Developing design: moving average filter. Part 1 – introduction.

I wanted to briefly describe main steps which should be taken to correctly implement designs in VHDL (but of course it works for any other languages). As an example I chose simple moving average filter. The purpose is not to build something difficult, but to show how to build working, well-tested designs.

What are these steps?

1. Specification

Before you start coding, you have to be able to answer some basic questions like:

  • How should a design work?
  • How should it look finally?
  • How should it behave in unexpected situation?

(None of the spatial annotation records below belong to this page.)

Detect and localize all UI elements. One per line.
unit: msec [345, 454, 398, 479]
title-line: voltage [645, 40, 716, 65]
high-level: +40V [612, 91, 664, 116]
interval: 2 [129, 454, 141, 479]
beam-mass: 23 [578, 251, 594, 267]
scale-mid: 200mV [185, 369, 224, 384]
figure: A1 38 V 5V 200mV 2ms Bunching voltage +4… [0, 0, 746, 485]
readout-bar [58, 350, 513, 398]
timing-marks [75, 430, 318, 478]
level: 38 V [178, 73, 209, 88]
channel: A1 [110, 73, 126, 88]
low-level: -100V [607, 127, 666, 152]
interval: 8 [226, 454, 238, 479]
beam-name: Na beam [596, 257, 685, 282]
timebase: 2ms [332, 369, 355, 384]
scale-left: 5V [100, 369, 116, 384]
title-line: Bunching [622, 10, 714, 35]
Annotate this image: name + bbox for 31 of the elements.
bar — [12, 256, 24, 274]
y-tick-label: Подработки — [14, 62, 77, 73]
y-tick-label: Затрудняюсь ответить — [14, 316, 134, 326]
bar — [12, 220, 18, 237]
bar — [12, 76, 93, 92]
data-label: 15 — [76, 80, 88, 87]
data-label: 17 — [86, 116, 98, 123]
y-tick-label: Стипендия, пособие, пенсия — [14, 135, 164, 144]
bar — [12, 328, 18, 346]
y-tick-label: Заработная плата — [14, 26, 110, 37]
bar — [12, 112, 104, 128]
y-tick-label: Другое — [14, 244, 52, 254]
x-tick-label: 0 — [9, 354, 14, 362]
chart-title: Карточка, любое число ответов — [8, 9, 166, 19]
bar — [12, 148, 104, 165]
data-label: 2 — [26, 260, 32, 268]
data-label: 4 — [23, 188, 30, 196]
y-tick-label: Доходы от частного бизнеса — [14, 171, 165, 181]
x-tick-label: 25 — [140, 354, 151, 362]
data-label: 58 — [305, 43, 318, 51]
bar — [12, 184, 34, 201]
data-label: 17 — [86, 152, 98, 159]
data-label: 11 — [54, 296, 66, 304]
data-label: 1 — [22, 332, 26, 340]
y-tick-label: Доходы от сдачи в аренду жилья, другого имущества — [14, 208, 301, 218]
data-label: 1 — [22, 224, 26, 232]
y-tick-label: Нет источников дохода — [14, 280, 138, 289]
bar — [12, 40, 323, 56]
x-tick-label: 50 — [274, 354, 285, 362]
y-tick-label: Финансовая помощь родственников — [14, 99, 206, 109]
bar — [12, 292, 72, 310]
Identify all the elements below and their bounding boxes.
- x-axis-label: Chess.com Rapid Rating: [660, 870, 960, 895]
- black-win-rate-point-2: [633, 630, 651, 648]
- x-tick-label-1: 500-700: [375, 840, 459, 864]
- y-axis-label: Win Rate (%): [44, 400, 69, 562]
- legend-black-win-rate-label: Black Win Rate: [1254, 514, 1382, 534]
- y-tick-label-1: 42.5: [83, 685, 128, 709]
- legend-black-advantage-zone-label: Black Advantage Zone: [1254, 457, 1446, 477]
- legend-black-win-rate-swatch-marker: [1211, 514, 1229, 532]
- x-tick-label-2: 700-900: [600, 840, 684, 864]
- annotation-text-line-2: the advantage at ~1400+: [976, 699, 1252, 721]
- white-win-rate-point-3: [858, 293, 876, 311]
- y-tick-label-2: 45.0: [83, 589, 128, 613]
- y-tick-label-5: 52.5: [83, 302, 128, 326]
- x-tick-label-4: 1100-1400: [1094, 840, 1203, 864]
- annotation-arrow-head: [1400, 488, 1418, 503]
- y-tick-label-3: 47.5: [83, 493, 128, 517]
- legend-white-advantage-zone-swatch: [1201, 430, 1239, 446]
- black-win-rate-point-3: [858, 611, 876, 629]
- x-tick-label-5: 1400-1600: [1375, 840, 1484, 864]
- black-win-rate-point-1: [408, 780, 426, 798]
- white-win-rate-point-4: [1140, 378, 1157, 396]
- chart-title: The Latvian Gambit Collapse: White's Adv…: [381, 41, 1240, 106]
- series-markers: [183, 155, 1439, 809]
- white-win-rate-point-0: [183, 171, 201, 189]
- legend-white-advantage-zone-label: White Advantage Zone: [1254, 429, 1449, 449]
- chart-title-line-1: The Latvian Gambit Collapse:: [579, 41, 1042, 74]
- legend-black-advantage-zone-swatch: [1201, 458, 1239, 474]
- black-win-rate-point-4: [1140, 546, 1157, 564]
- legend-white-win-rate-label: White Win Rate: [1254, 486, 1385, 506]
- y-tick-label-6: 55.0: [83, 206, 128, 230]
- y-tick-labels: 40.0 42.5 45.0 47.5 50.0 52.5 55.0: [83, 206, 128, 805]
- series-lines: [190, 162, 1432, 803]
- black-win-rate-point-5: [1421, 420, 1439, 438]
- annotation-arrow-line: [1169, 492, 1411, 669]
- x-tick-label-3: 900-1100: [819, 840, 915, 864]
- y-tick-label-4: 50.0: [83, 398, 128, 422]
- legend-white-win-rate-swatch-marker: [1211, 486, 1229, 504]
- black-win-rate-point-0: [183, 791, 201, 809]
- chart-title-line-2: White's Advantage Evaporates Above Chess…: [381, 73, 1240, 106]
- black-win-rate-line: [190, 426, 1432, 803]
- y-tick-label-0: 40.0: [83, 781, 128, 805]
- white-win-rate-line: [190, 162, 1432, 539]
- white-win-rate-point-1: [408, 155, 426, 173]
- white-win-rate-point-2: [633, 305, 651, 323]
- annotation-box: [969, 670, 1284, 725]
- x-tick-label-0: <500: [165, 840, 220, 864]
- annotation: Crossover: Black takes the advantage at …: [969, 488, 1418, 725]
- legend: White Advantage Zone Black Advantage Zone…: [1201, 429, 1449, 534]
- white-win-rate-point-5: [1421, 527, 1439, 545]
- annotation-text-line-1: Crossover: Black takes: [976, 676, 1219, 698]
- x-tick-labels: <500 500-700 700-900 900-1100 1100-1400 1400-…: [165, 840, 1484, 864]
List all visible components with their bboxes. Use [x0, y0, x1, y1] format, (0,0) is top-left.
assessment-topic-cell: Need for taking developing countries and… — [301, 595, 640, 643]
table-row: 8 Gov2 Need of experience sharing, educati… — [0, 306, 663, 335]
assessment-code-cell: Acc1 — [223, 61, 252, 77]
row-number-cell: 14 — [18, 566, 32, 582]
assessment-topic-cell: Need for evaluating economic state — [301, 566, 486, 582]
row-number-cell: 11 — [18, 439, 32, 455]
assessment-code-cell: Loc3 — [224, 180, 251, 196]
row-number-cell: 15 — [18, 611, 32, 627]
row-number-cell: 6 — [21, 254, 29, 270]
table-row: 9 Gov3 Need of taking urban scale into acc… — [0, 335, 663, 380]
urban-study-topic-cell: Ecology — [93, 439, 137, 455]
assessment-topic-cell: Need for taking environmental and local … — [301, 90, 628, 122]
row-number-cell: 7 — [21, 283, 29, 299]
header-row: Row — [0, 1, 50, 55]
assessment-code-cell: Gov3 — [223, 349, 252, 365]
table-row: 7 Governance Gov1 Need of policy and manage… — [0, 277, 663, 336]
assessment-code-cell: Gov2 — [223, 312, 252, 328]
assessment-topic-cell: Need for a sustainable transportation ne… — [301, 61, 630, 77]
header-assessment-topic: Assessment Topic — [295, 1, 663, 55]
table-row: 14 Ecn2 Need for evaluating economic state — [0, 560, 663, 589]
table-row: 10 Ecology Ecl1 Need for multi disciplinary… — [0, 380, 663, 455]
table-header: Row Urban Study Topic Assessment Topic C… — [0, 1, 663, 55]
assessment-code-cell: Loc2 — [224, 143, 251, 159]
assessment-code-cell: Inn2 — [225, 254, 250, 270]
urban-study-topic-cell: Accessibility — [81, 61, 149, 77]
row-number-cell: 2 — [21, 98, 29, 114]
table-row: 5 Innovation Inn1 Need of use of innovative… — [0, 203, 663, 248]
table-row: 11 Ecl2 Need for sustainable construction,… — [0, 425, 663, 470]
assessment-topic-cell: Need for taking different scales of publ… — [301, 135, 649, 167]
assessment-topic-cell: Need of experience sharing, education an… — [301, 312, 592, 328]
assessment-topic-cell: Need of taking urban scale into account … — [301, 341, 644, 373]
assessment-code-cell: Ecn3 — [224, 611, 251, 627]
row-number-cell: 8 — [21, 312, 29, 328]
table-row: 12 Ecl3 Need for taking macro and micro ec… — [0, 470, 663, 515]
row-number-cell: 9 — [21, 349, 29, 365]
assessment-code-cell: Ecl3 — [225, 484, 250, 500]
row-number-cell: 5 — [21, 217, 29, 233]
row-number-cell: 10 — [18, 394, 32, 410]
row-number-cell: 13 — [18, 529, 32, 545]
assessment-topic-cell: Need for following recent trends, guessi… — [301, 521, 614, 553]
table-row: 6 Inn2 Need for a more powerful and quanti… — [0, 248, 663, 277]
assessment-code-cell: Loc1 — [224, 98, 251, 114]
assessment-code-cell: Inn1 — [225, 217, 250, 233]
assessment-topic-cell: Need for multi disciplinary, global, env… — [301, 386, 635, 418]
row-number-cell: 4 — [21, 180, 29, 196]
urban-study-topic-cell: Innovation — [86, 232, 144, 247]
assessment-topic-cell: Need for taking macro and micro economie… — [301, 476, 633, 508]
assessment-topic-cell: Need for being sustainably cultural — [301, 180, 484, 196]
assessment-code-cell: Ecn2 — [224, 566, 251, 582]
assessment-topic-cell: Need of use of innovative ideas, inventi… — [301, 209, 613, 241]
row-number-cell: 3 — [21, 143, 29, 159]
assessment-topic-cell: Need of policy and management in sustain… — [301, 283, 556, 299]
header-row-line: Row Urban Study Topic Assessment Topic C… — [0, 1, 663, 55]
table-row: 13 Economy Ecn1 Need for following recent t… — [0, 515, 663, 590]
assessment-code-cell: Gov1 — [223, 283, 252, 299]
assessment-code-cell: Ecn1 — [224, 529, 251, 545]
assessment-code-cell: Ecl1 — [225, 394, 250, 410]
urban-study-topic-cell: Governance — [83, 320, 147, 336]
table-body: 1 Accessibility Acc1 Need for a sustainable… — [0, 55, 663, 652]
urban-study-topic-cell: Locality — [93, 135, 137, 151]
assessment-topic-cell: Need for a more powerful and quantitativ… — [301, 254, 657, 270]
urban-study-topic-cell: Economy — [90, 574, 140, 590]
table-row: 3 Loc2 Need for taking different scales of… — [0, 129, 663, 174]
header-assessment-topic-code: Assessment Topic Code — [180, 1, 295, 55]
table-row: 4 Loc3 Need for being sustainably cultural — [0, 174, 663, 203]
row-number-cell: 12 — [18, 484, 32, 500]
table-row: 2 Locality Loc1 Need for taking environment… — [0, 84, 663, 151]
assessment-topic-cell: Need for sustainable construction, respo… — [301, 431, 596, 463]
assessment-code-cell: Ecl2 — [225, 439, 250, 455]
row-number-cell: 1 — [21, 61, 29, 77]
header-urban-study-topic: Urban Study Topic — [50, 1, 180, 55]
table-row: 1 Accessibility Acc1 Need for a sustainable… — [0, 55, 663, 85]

You should write or get specification of the project with all details and understand it. Before any work, you should clarify all your thoughts, worries, doubts etc.

2. Methodology

This part is specific for hardware languages. Important is not only knowledge about what you have to implement, but how the code will be placed in the hardware as well. Remember that at the end, your code will be translated to real gates and registers. VHDL is a language where you have to care about target hardware and understand what compiler will do with your code.  Your project should be optimised for specific target. You have to take into account timings, resources, speed. Remember also that designs have their own life. Even simple projects are developed for a long time and new versions are created one after another. If you don’t prepare the code for it at the beginning, with every new modification will be harder and harder to add changes. All these things matter here. When you start writing the code it must be as simple as possible, but meet all requirements.

3. Tests

When you know what to do, and how to do, next step is to think how can it be tested? How can you be sure that created design will behave as it should and as it is described in the specification? What should you do to ensure that you project works properly and risk of any bugs is low?

4. Implementation

After all that ‘boring’ steps, comes time to start coding:

  • write your design
  • create and write all tests for it
  • verify the design and if it has any bugs fix them

Sometimes it seems that steps 1 – 3 are not so important and time spent for it is wasted, because there are no visible results after that. This is not true. Sometimes spending more time on that first steps, saves much more time later, during developing and implementation. Many times I took a part in projects where thinking how to do it, took more than 90% of whole time reserved for the project.